Bibbidy, bobbidy, goat! All of a sudden, little golden sheep were floating around in circles above his head. When they disappeared, Cinderfella was dressed in the finest tuxedo he had ever seen. “You must be home by 11 PM; that is when you’ll turn back into yourself,” said the fairy goat.
“What! Cinderella got one more hour than me!” said Cinderfella.
“Sorry,” said the goat as he flew away.
Cinderfella, without a carriage, ran to the Champagne House. He looked at the time when he arrived. It was 9 PM. Nobody recognized him because he looked so clean and handsome. Anyway, there was a big line to dance with Princess Lee. “I’ll never get a chance to dance with the princess by 11 PM,” mumbled Cinderfella. “What can I do?” he asked himself. Then he got an idea. He turned off the lights and cut ahead of the person who was next in line to dance with the princess.

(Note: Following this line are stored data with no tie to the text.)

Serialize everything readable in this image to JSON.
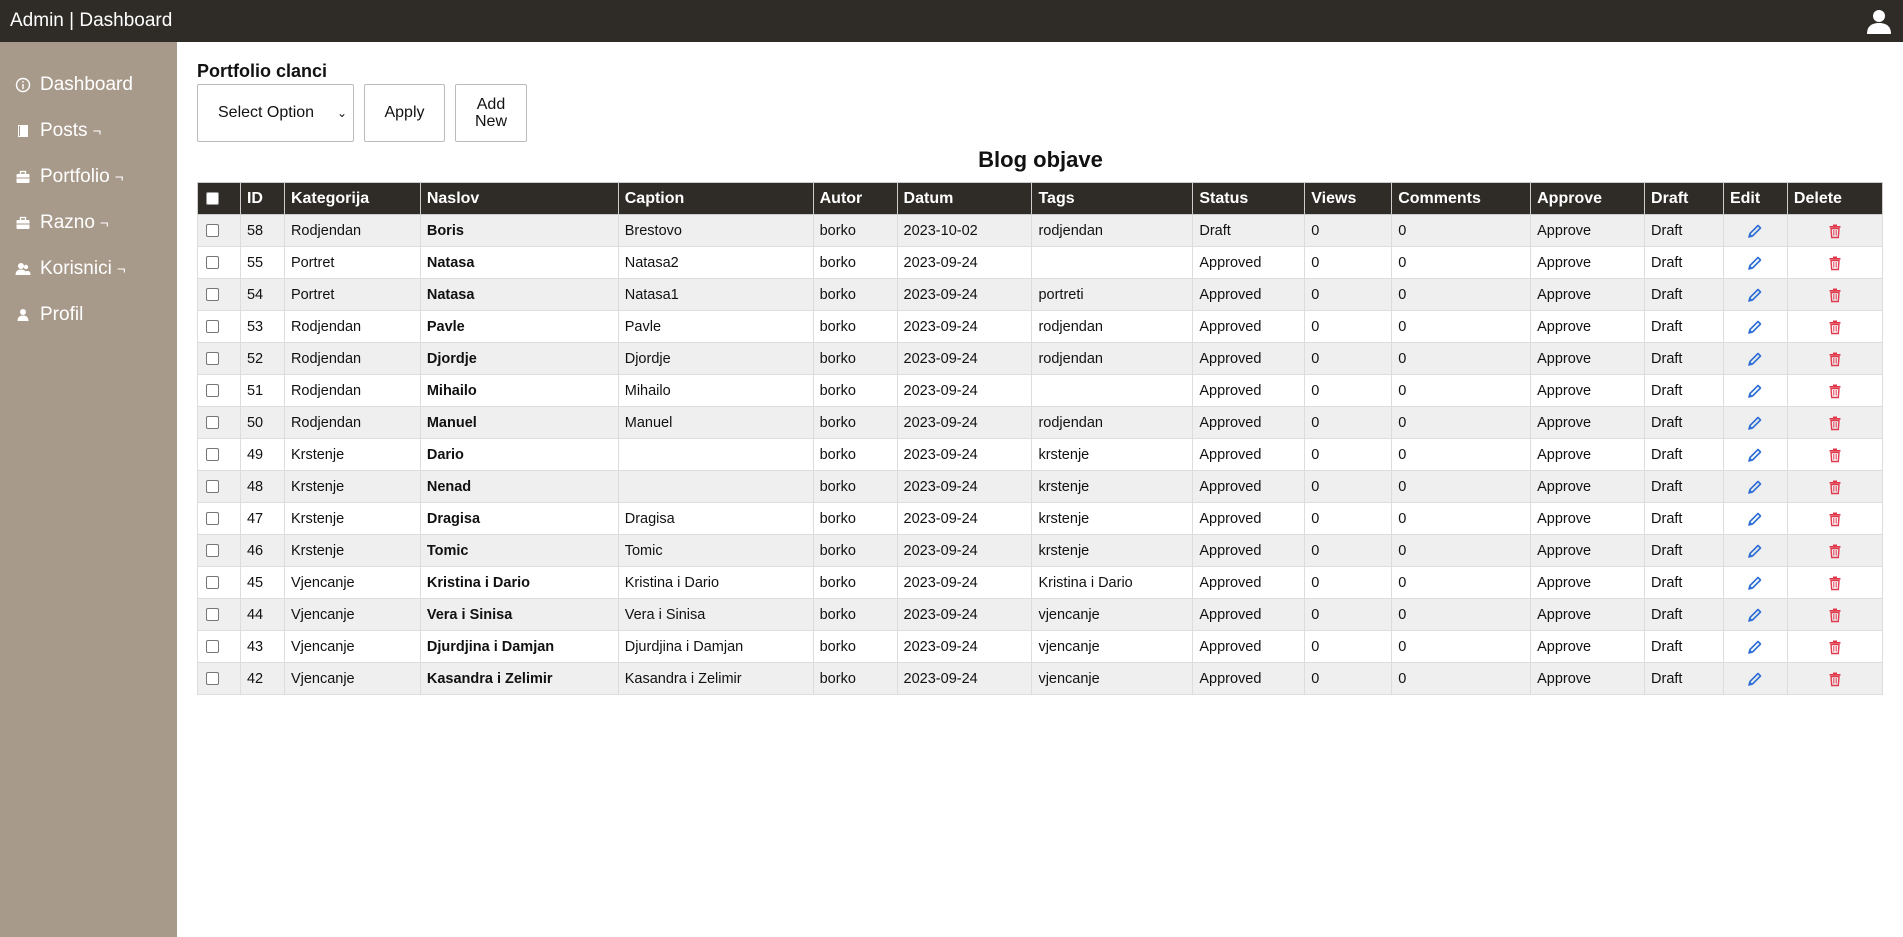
{
  "header": {
    "title": "Admin | Dashboard",
    "user_icon": "user-icon"
  },
  "sidebar": {
    "items": [
      {
        "label": "Dashboard",
        "icon": "info-icon",
        "arrow": ""
      },
      {
        "label": "Posts",
        "icon": "book-icon",
        "arrow": "¬"
      },
      {
        "label": "Portfolio",
        "icon": "briefcase-icon",
        "arrow": "¬"
      },
      {
        "label": "Razno",
        "icon": "briefcase-icon",
        "arrow": "¬"
      },
      {
        "label": "Korisnici",
        "icon": "users-icon",
        "arrow": "¬"
      },
      {
        "label": "Profil",
        "icon": "user-icon",
        "arrow": ""
      }
    ]
  },
  "main": {
    "section_title": "Portfolio clanci",
    "select_value": "Select Option",
    "apply_label": "Apply",
    "add_new_line1": "Add",
    "add_new_line2": "New",
    "table_title": "Blog objave"
  },
  "table": {
    "columns": [
      "ID",
      "Kategorija",
      "Naslov",
      "Caption",
      "Autor",
      "Datum",
      "Tags",
      "Status",
      "Views",
      "Comments",
      "Approve",
      "Draft",
      "Edit",
      "Delete"
    ],
    "rows": [
      {
        "id": "58",
        "kategorija": "Rodjendan",
        "naslov": "Boris",
        "caption": "Brestovo",
        "autor": "borko",
        "datum": "2023-10-02",
        "tags": "rodjendan",
        "status": "Draft",
        "views": "0",
        "comments": "0",
        "approve": "Approve",
        "draft": "Draft"
      },
      {
        "id": "55",
        "kategorija": "Portret",
        "naslov": "Natasa",
        "caption": "Natasa2",
        "autor": "borko",
        "datum": "2023-09-24",
        "tags": "",
        "status": "Approved",
        "views": "0",
        "comments": "0",
        "approve": "Approve",
        "draft": "Draft"
      },
      {
        "id": "54",
        "kategorija": "Portret",
        "naslov": "Natasa",
        "caption": "Natasa1",
        "autor": "borko",
        "datum": "2023-09-24",
        "tags": "portreti",
        "status": "Approved",
        "views": "0",
        "comments": "0",
        "approve": "Approve",
        "draft": "Draft"
      },
      {
        "id": "53",
        "kategorija": "Rodjendan",
        "naslov": "Pavle",
        "caption": "Pavle",
        "autor": "borko",
        "datum": "2023-09-24",
        "tags": "rodjendan",
        "status": "Approved",
        "views": "0",
        "comments": "0",
        "approve": "Approve",
        "draft": "Draft"
      },
      {
        "id": "52",
        "kategorija": "Rodjendan",
        "naslov": "Djordje",
        "caption": "Djordje",
        "autor": "borko",
        "datum": "2023-09-24",
        "tags": "rodjendan",
        "status": "Approved",
        "views": "0",
        "comments": "0",
        "approve": "Approve",
        "draft": "Draft"
      },
      {
        "id": "51",
        "kategorija": "Rodjendan",
        "naslov": "Mihailo",
        "caption": "Mihailo",
        "autor": "borko",
        "datum": "2023-09-24",
        "tags": "",
        "status": "Approved",
        "views": "0",
        "comments": "0",
        "approve": "Approve",
        "draft": "Draft"
      },
      {
        "id": "50",
        "kategorija": "Rodjendan",
        "naslov": "Manuel",
        "caption": "Manuel",
        "autor": "borko",
        "datum": "2023-09-24",
        "tags": "rodjendan",
        "status": "Approved",
        "views": "0",
        "comments": "0",
        "approve": "Approve",
        "draft": "Draft"
      },
      {
        "id": "49",
        "kategorija": "Krstenje",
        "naslov": "Dario",
        "caption": "",
        "autor": "borko",
        "datum": "2023-09-24",
        "tags": "krstenje",
        "status": "Approved",
        "views": "0",
        "comments": "0",
        "approve": "Approve",
        "draft": "Draft"
      },
      {
        "id": "48",
        "kategorija": "Krstenje",
        "naslov": "Nenad",
        "caption": "",
        "autor": "borko",
        "datum": "2023-09-24",
        "tags": "krstenje",
        "status": "Approved",
        "views": "0",
        "comments": "0",
        "approve": "Approve",
        "draft": "Draft"
      },
      {
        "id": "47",
        "kategorija": "Krstenje",
        "naslov": "Dragisa",
        "caption": "Dragisa",
        "autor": "borko",
        "datum": "2023-09-24",
        "tags": "krstenje",
        "status": "Approved",
        "views": "0",
        "comments": "0",
        "approve": "Approve",
        "draft": "Draft"
      },
      {
        "id": "46",
        "kategorija": "Krstenje",
        "naslov": "Tomic",
        "caption": "Tomic",
        "autor": "borko",
        "datum": "2023-09-24",
        "tags": "krstenje",
        "status": "Approved",
        "views": "0",
        "comments": "0",
        "approve": "Approve",
        "draft": "Draft"
      },
      {
        "id": "45",
        "kategorija": "Vjencanje",
        "naslov": "Kristina i Dario",
        "caption": "Kristina i Dario",
        "autor": "borko",
        "datum": "2023-09-24",
        "tags": "Kristina i Dario",
        "status": "Approved",
        "views": "0",
        "comments": "0",
        "approve": "Approve",
        "draft": "Draft"
      },
      {
        "id": "44",
        "kategorija": "Vjencanje",
        "naslov": "Vera i Sinisa",
        "caption": "Vera i Sinisa",
        "autor": "borko",
        "datum": "2023-09-24",
        "tags": "vjencanje",
        "status": "Approved",
        "views": "0",
        "comments": "0",
        "approve": "Approve",
        "draft": "Draft"
      },
      {
        "id": "43",
        "kategorija": "Vjencanje",
        "naslov": "Djurdjina i Damjan",
        "caption": "Djurdjina i Damjan",
        "autor": "borko",
        "datum": "2023-09-24",
        "tags": "vjencanje",
        "status": "Approved",
        "views": "0",
        "comments": "0",
        "approve": "Approve",
        "draft": "Draft"
      },
      {
        "id": "42",
        "kategorija": "Vjencanje",
        "naslov": "Kasandra i Zelimir",
        "caption": "Kasandra i Zelimir",
        "autor": "borko",
        "datum": "2023-09-24",
        "tags": "vjencanje",
        "status": "Approved",
        "views": "0",
        "comments": "0",
        "approve": "Approve",
        "draft": "Draft"
      }
    ],
    "edit_icon": "pencil-icon",
    "delete_icon": "trash-icon"
  },
  "colors": {
    "topbar": "#2f2b27",
    "sidebar": "#a89a8b",
    "edit": "#2f6fd6",
    "delete": "#e0394b",
    "row_alt": "#efefef"
  }
}
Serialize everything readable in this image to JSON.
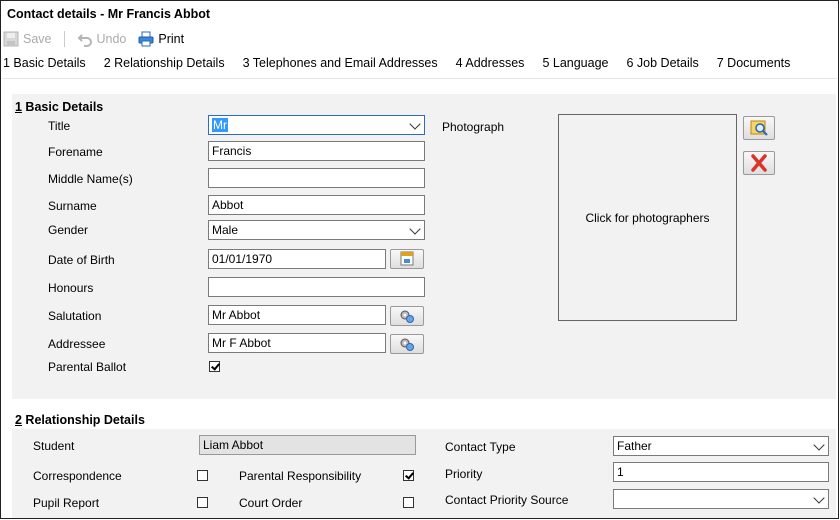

Someone turned the lights on. It was finally his turn. He danced until his heart really ached for her. The princess was about to make a decision on her husband when… Cinderfella turned back into his regular self as the clock struck 11!
He was embarrassed and ran for home as his bow fell to the ground. Princess Lee wanted to follow him, but he was too fast. She had decided she wanted him as a husband. The next day, Princess Lee went to every house in town to find the guy who matched with the tie. When she knocked on the door, the brothers of Cinderfella answered. They tried on the bow tie, but it just didn’t match them. The princess saw Cinderfella in the next room. He was still covered with ashes from his morning cleaning. She asked him if he would try on the bow tie. He did. It matched, and they got married. She called him Farley. They lived happily ever after.